When a child’s identity is consistently denied, the consequences run deep. Dr. Chandhok warns that suppressing one’s true gender identity not only causes immediate emotional distress but also has long-term developmental effects.
“The child may feel trapped, ashamed, and lonely,” he explains. “They may avoid forming close bonds out of fear of rejection. Over time, this affects their social skills, their ability to trust, and their sense of self-worth.”
For Bruna, this meant navigating her school and college years with a constant internal struggle. Every interaction was filtered through the need to hide who she was. Every day brought a reminder that the world expected her to be someone else.
Experts agree that the first step to supporting children is listening without judgment. When a child expresses discomfort with their gender, parents and caregivers should focus on understanding whether this is a deeply felt identity or a reaction to temporary circumstances.

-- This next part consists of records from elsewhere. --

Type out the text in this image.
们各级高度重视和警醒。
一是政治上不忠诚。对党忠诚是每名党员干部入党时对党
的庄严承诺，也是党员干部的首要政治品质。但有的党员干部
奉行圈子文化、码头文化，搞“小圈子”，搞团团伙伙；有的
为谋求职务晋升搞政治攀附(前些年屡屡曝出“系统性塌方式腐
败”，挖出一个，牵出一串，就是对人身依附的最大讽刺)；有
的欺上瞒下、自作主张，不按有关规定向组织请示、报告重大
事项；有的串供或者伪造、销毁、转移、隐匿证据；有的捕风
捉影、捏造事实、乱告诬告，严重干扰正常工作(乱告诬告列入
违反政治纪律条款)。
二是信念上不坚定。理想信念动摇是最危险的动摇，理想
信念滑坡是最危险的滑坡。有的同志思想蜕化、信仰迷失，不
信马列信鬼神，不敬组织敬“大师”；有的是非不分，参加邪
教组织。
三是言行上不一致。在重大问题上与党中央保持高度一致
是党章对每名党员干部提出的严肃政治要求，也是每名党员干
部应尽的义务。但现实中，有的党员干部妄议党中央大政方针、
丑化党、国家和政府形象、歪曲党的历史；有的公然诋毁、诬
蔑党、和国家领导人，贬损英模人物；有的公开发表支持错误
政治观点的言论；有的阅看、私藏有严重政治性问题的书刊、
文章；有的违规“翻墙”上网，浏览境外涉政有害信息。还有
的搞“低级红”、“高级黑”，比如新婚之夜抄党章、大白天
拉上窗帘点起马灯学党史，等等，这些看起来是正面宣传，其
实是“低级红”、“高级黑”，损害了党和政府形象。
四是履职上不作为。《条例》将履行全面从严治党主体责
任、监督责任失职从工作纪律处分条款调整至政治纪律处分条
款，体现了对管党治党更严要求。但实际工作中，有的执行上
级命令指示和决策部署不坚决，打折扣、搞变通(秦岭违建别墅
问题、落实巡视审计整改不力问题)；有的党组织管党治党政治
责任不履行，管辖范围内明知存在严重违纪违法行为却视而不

“A loving and accepting environment is crucial,” says Dr. Chandhok. “It allows children to explore their identity safely, without fear of punishment or ridicule. Early support can significantly reduce the mental health risks they face.”
Bruna eventually found the courage to live her truth, but the scars of her childhood remain. “I lost so many years pretending,” she says. “I wish someone had told me it was okay to be me.”